In my case, I’d have a list. I’d charge nothing for people I know, 50 cents for anyone new (though if I add the sender to my list after reading the mail, I’ll cancel the 50 cents) and $3 for random advertisers. Ex-boyfriends pay $10.”
I doubt the practicality of this scheme. It would only work if people receive email, open it, and approve new addresses, in a timely matter. People do not read all their email, as I’ve seen Inboxes with thousands of emails, many of them unopened. People forget that they have requested information, which would lead to disputed charged. People abandon email addresses and they accidentally erase email from servers. People change their minds on what spam is. Sometimes, email updates which people sign up to receive and later the become spam. If a firm buys an email list in good faith, are they open to these fines as well? The thought of resolving all these disputes of who wanted what email would be a bureaucratic mess.
“If people like those little stamps that mark their mail as safe and wanted or as commercial transactions, then let the customers have them. And let other companies compete with Goodmail to offer better and less expensive service.”
Goodmail is not passing on costs to receivers, but to senders. The companies who will feel the most effect are the ones with less resources, for example as she notes, non-profit organizations. Why this has to be true is still unclear to me.
Category Archives: email_tax
the email tax: an internet myth soon to become true
After years as an Internet urban myth, the email tax appears to be close at hand. The New York TImes reports that AOL and Yahoo have partnered with startup Goodmail to start offering guaranteed delivery of mass email to organizations for a fee. Organizations with large email lists can pay to have their email go directly to AOL and Yahoo customers’ inboxes, bypassing spam filters.
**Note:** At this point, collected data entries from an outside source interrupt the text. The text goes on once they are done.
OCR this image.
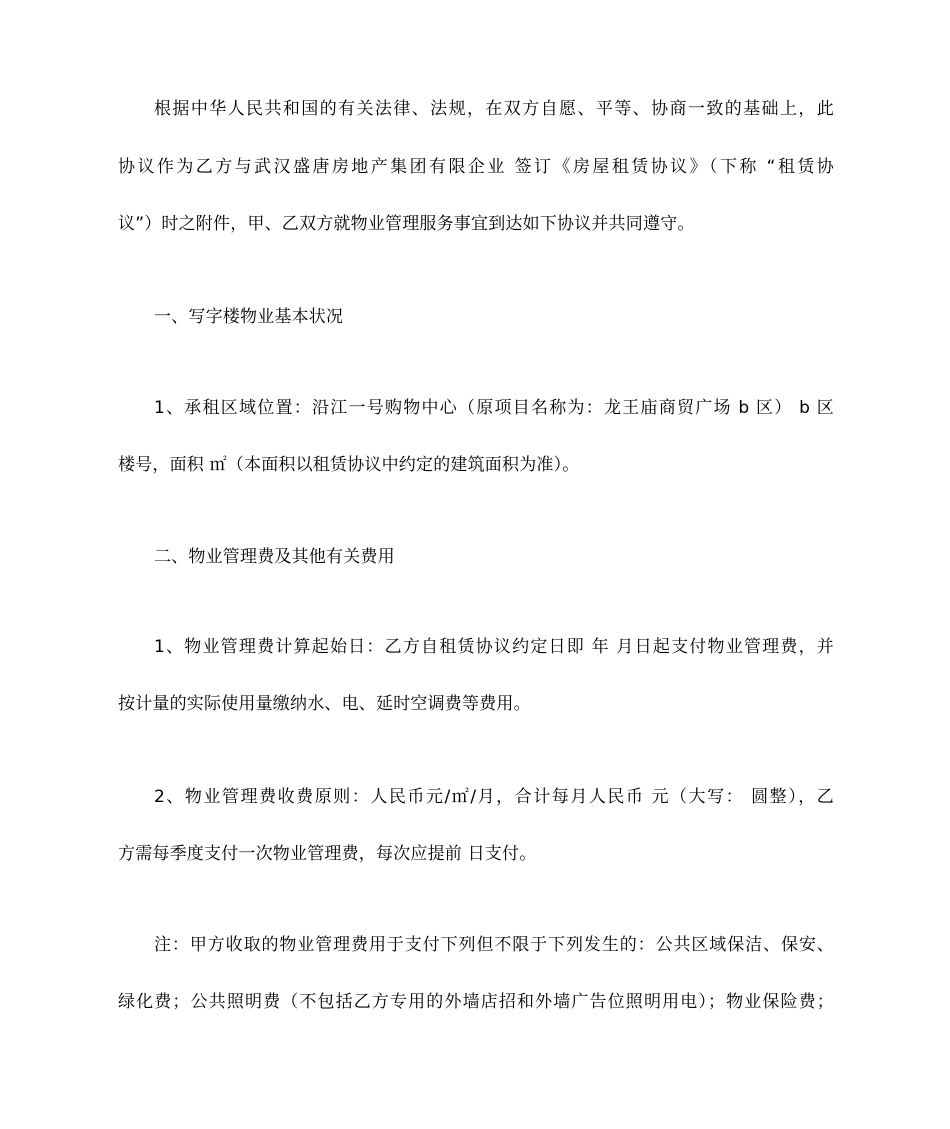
根据中华人民共和国的有关法律、法规，在双方自愿、平等、协商一致的基础上，此
协议作为乙方与武汉盛唐房地产集团有限企业 签订《房屋租赁协议》（下称 “租赁协
议”）时之附件，甲、乙双方就物业管理服务事宜到达如下协议并共同遵守。
一、写字楼物业基本状况
1、承租区域位置：沿江一号购物中心（原项目名称为：龙王庙商贸广场 b 区） b 区
楼号，面积 ㎡（本面积以租赁协议中约定的建筑面积为准）。
二、物业管理费及其他有关费用
1、物业管理费计算起始日：乙方自租赁协议约定日即 年 月日起支付物业管理费，并
按计量的实际使用量缴纳水、电、延时空调费等费用。
2、物业管理费收费原则：人民币元/㎡/月，合计每月人民币 元（大写： 圆整），乙
方需每季度支付一次物业管理费，每次应提前 日支付。
注：甲方收取的物业管理费用于支付下列但不限于下列发生的：公共区域保洁、保安、
绿化费；公共照明费（不包括乙方专用的外墙店招和外墙广告位照明用电）；物业保险费；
Goodmail claims that they will offer discounts to non-profits.
Moveon.org and the Electronic Frontier Foundation have joined together to create an alliance of nonprofit and public interest organizations to protest AOL’s plans. They argue that this two-tiered system will create an economic incentive to decrease investment into AOL’s spam filtering in order to encourage mass emailers to use the pay-to-deliver service. They have created an online petition called dearaol.com for people to request that AOL stop these plans. A similar protest to Yahoo who intends to launch this service after AOL is being planned as well. The alliance has created unusual bedfellows, including Gun Owners of America, AFL-CIO, Humane Society of United States and Human Rights Campaign, who are resisting the pressure to use this service.
Part of the leveling power of email is that the marginal cost of another email is effectively zero. By perverting this feature of email, smaller businesses, non-profits, and individuals will once again be put at a disadvantage to large affluent firms. Further, this service will do nothing to reduce spam, rather it is designed to help mass emailers. An AOL spokesman, Nicholas Graham is quoted as saying AOL will earn revenue akin to a “lemonade stand” which further questions by AOL would pursue this plan in the first place. Although the only affected parties will initially be AOL and Yahoo users, it sets a very dangerous precedent that goes against the democratizing spirit of the Internet and digital information.